Covo, arrestato nel Regno Unito il presunto autore del duplice omicidio

Il 29enne, ricercato dallo scorso aprile, è stato fermato a Birmingham. È accusato dell'uccisione di due uomini e del tentato omicidio di una terza persona davanti al tempio sikh.

Carabinieri

Si è conclusa a Birmingham, nel Regno Unito, la fuga del 29enne cittadino indiano ritenuto il presunto responsabile del duplice omicidio avvenuto nella notte del 17 aprile 2026 a Covo, in provincia di Bergamo. L’uomo è stato rintracciato e arrestato dalle autorità britanniche nell’ambito di un’attività investigativa coordinata a livello internazionale.

Il giovane era destinatario di un mandato di arresto emesso dal giudice per le indagini preliminari del Tribunale di Bergamo, su richiesta della Procura, con l’accusa di omicidio volontario per la morte di Rajinder Singh, 47 anni, e Gurmit Singh, 48 anni, oltre che di tentato omicidio nei confronti di Suchet Singh, rimasto ferito durante l’agguato.

L’operazione è stata resa possibile grazie alla collaborazione tra i Carabinieri del Nucleo Investigativo del Comando provinciale di Bergamo e le autorità britanniche, supportata dai canali internazionali di cooperazione tra le forze di polizia.

Secondo la ricostruzione degli investigatori, la sparatoria si verificò davanti al centro culturale sikh “Gurudwara Mata Sahib Kaur Ji” di via Campo Rampino, dove erano in corso i preparativi per la tradizionale festa del Vaisakhi. Il presunto aggressore avrebbe raggiunto il luogo a bordo della propria auto e avrebbe aperto il fuoco contro le persone presenti, esplodendo numerosi colpi di pistola a distanza ravvicinata.
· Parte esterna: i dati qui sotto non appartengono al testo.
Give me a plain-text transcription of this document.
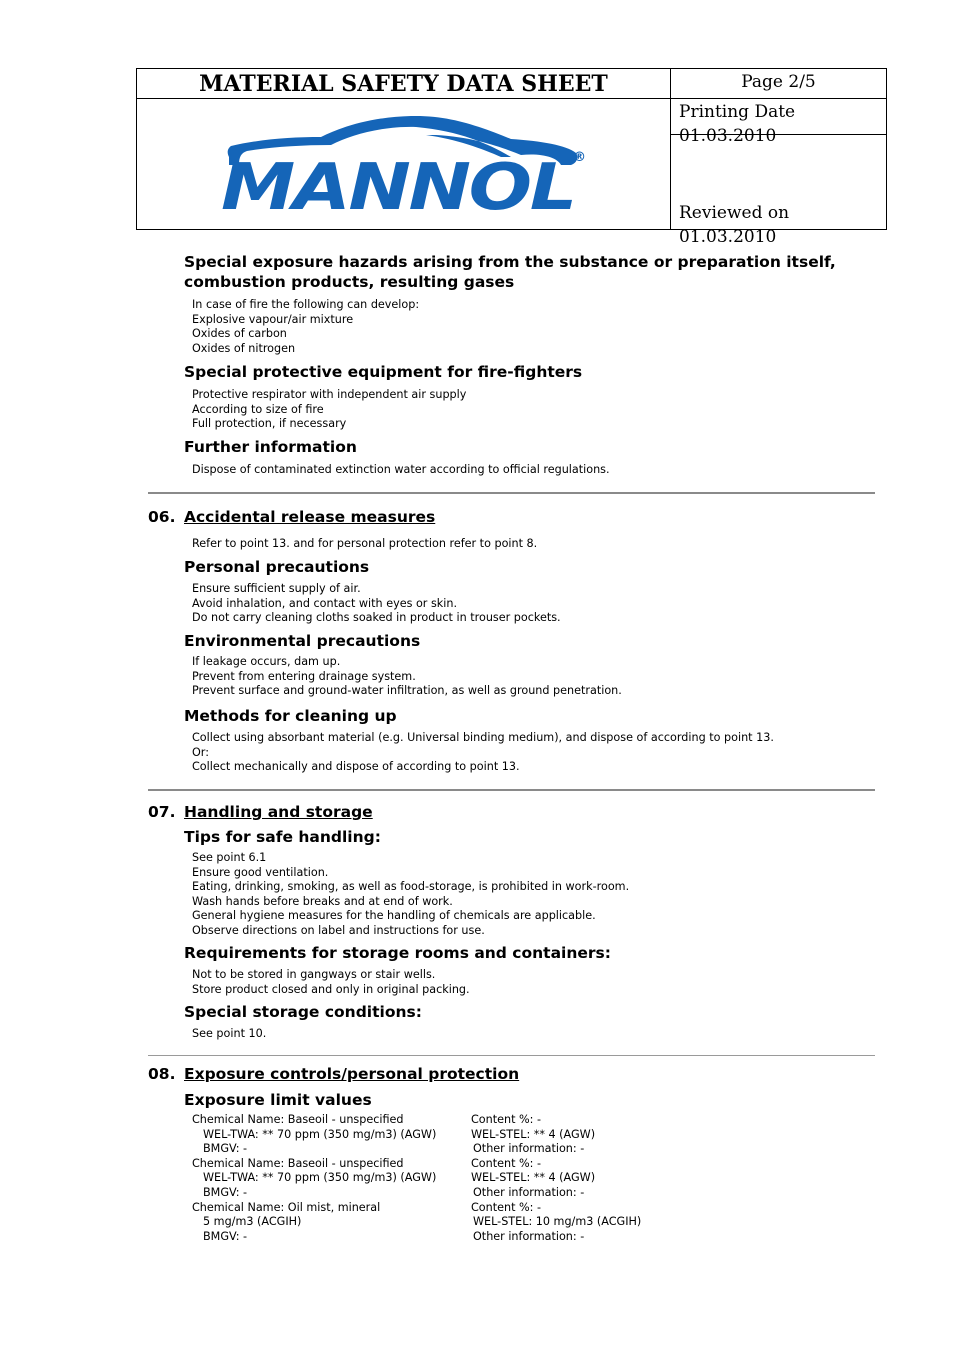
MATERIAL SAFETY DATA SHEET	Page 2/5
Printing Date 01.03.2010
Reviewed on 01.03.2010
MANNOL
®
Special exposure hazards arising from the substance or preparation itself,
combustion products, resulting gases
In case of fire the following can develop:
Explosive vapour/air mixture
Oxides of carbon
Oxides of nitrogen
Special protective equipment for fire-fighters
Protective respirator with independent air supply
According to size of fire
Full protection, if necessary
Further information
Dispose of contaminated extinction water according to official regulations.
06. Accidental release measures
Refer to point 13. and for personal protection refer to point 8.
Personal precautions
Ensure sufficient supply of air.
Avoid inhalation, and contact with eyes or skin.
Do not carry cleaning cloths soaked in product in trouser pockets.
Environmental precautions
If leakage occurs, dam up.
Prevent from entering drainage system.
Prevent surface and ground-water infiltration, as well as ground penetration.
Methods for cleaning up
Collect using absorbant material (e.g. Universal binding medium), and dispose of according to point 13.
Or:
Collect mechanically and dispose of according to point 13.
07. Handling and storage
Tips for safe handling:
See point 6.1
Ensure good ventilation.
Eating, drinking, smoking, as well as food-storage, is prohibited in work-room.
Wash hands before breaks and at end of work.
General hygiene measures for the handling of chemicals are applicable.
Observe directions on label and instructions for use.
Requirements for storage rooms and containers:
Not to be stored in gangways or stair wells.
Store product closed and only in original packing.
Special storage conditions:
See point 10.
08. Exposure controls/personal protection
Exposure limit values
Chemical Name: Baseoil - unspecified	Content %: -
WEL-TWA: ** 70 ppm (350 mg/m3) (AGW)	WEL-STEL: ** 4 (AGW)
BMGV: -	Other information: -
Chemical Name: Baseoil - unspecified	Content %: -
WEL-TWA: ** 70 ppm (350 mg/m3) (AGW)	WEL-STEL: ** 4 (AGW)
BMGV: -	Other information: -
Chemical Name: Oil mist, mineral	Content %: -
5 mg/m3 (ACGIH)	WEL-STEL: 10 mg/m3 (ACGIH)
BMGV: -	Other information: -
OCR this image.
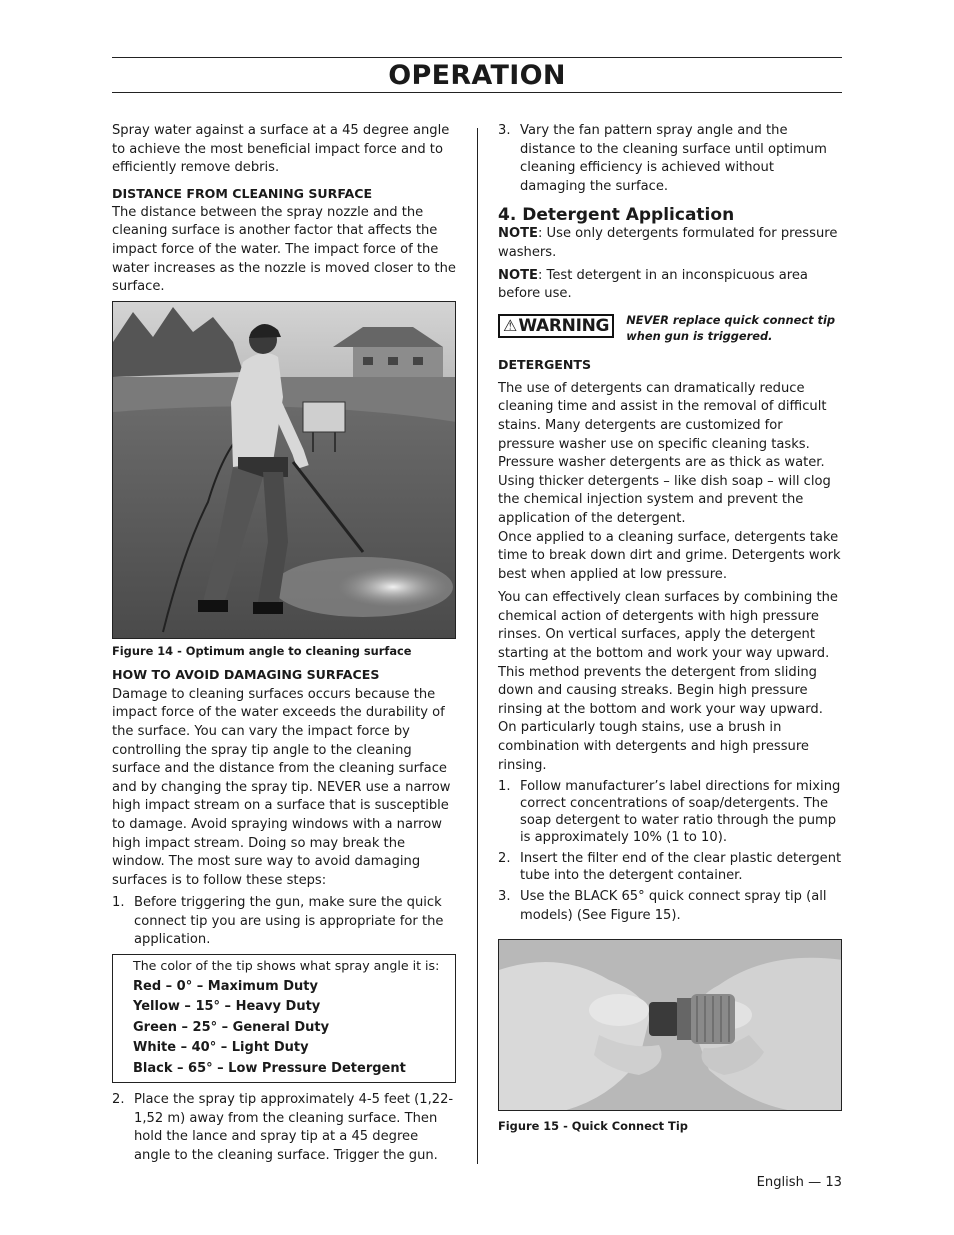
OPERATION

Spray water against a surface at a 45 degree angle to achieve the most beneficial impact force and to efficiently remove debris.

DISTANCE FROM CLEANING SURFACE

The distance between the spray nozzle and the cleaning surface is another factor that affects the impact force of the water. The impact force of the water increases as the nozzle is moved closer to the surface.

Figure 14 - Optimum angle to cleaning surface
HOW TO AVOID DAMAGING SURFACES

Damage to cleaning surfaces occurs because the impact force of the water exceeds the durability of the surface. You can vary the impact force by controlling the spray tip angle to the cleaning surface and the distance from the cleaning surface and by changing the spray tip. NEVER use a narrow high impact stream on a surface that is susceptible to damage. Avoid spraying windows with a narrow high impact stream. Doing so may break the window. The most sure way to avoid damaging surfaces is to follow these steps:

1. Before triggering the gun, make sure the quick connect tip you are using is appropriate for the application.
The color of the tip shows what spray angle it is:
Red – 0° – Maximum Duty
Yellow – 15° – Heavy Duty
Green – 25° – General Duty
White – 40° – Light Duty
Black – 65° – Low Pressure Detergent
2. Place the spray tip approximately 4-5 feet (1,22-1,52 m) away from the cleaning surface. Then hold the lance and spray tip at a 45 degree angle to the cleaning surface. Trigger the gun.
3. Vary the fan pattern spray angle and the distance to the cleaning surface until optimum cleaning efficiency is achieved without damaging the surface.
4. Detergent Application

NOTE: Use only detergents formulated for pressure washers.

NOTE: Test detergent in an inconspicuous area before use.

⚠ WARNING NEVER replace quick connect tip when gun is triggered.
DETERGENTS

The use of detergents can dramatically reduce cleaning time and assist in the removal of difficult stains. Many detergents are customized for pressure washer use on specific cleaning tasks. Pressure washer detergents are as thick as water. Using thicker detergents – like dish soap – will clog the chemical injection system and prevent the application of the detergent.

Once applied to a cleaning surface, detergents take time to break down dirt and grime. Detergents work best when applied at low pressure.

You can effectively clean surfaces by combining the chemical action of detergents with high pressure rinses. On vertical surfaces, apply the detergent starting at the bottom and work your way upward. This method prevents the detergent from sliding down and causing streaks. Begin high pressure rinsing at the bottom and work your way upward. On particularly tough stains, use a brush in combination with detergents and high pressure rinsing.

1. Follow manufacturer’s label directions for mixing correct concentrations of soap/detergents. The soap detergent to water ratio through the pump is approximately 10% (1 to 10).
2. Insert the filter end of the clear plastic detergent tube into the detergent container.
3. Use the BLACK 65° quick connect spray tip (all models) (See Figure 15).
Figure 15 - Quick Connect Tip
English — 13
Rajinder Singh fu colpito mortalmente da sette proiettili, mentre Gurmit Singh venne raggiunto da sei colpi. Anche una terza persona fu bersaglio degli spari, ma riuscì a sopravvivere all’attacco. Dopo l’agguato, il sospettato si sarebbe allontanato rapidamente, abbandonando successivamente il veicolo utilizzato per la fuga nel territorio di Calcio.

Le indagini coordinate dalla Procura della Repubblica di Bergamo hanno consentito di ricostruire i fatti attraverso l’analisi delle immagini di videosorveglianza, le testimonianze raccolte e numerosi accertamenti investigativi eseguiti all’interno della comunità sikh della Bassa Bergamasca.

Gli inquirenti ritengono che il movente sia legato a forti contrasti interni per la gestione del centro culturale di Covo. Le tensioni sarebbero emerse durante il rinnovo degli organi direttivi dell’associazione, dando origine a conflitti, minacce e reciproche denunce tra gruppi contrapposti. Secondo l’ipotesi investigativa, anche il ruolo ricoperto in passato da Rajinder Singh nella guida del centro avrebbe contribuito ad alimentare il clima di scontro.

Dopo aver lasciato l’Italia, il ricercato avrebbe trovato inizialmente rifugio in Francia per poi trasferirsi nel Regno Unito, stabilendosi a Birmingham. Le attività di localizzazione sono state condotte anche attraverso i canali di cooperazione internazionale Sirene ed Enfast, la rete europea specializzata nella ricerca dei latitanti.

Il 29enne si trova ora a disposizione dell’autorità giudiziaria britannica, in attesa della conclusione della procedura prevista per la consegna all’Italia. Nel frattempo, le indagini proseguono per verificare l’eventuale coinvolgimento di altre persone che potrebbero aver favorito la sua fuga all’estero dopo il duplice omicidio.